Citigroup Inc. (C), the U.S. lender that gets the most revenue from overseas markets, announced plans to exit consumer banking in 11 markets as Chief Executive Officer Michael Corbat seeks to simplify the firm and boost returns.
The sale of the businesses, a majority of which already are under way, are expected to be completed by the end of next year, the bank said today in a statement. The units will be moved into the lender’s collection of unwanted assets for reporting purposes in the first quarter of 2015.
“I am committed to simplifying our company and allocating our finite resources to where we can generate the best returns for our shareholders,” Corbat, 54, said in the statement. “While we have made progress optimizing these 11 consumer markets, we believe our global consumer bank will achieve stronger performance by focusing on those countries where our scale and network provide a competitive advantage.”
The actions come two years after Corbat was named CEO to replace Vikram Pandit, who made expanding into emerging markets one of his central strategies.

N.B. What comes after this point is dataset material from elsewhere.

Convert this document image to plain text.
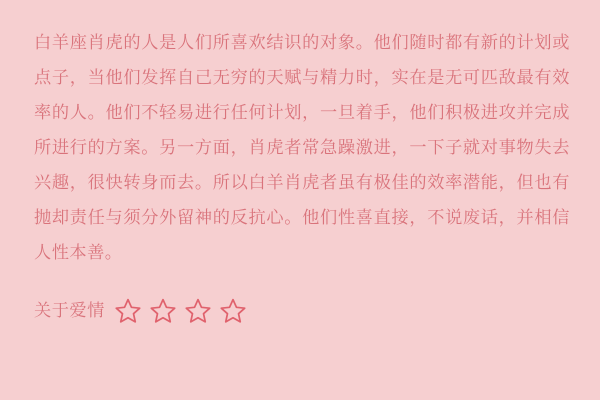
白羊座肖虎的人是人们所喜欢结识的对象。他们随时都有新的计划或点子，当他们发挥自己无穷的天赋与精力时，实在是无可匹敌最有效率的人。他们不轻易进行任何计划，一旦着手，他们积极进攻并完成所进行的方案。另一方面，肖虎者常急躁激进，一下子就对事物失去兴趣，很快转身而去。所以白羊肖虎者虽有极佳的效率潜能，但也有抛却责任与须分外留神的反抗心。他们性喜直接，不说废话，并相信人性本善。

关于爱情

Since taking over, Corbat has announced plans to fire 11,000 workers and pull back from consumer banking in markets with low returns including Spain, Greece and Turkey.
With today’s announcement, New York-based Citigroup will exit consumer banking in Costa Rica, El Salvador, Guatemala, Nicaragua, Panama, Peru, Japan, Guam, the Czech Republic, Egypt and Hungary, as well as the consumer-finance business in Korea, according to the statement. It will continue to work with institutional clients in those places.
The sales will leave Citigroup with a consumer footprint that accounts for about 95 percent of current revenue from 24 markets serving 57 million customers, according to the statement.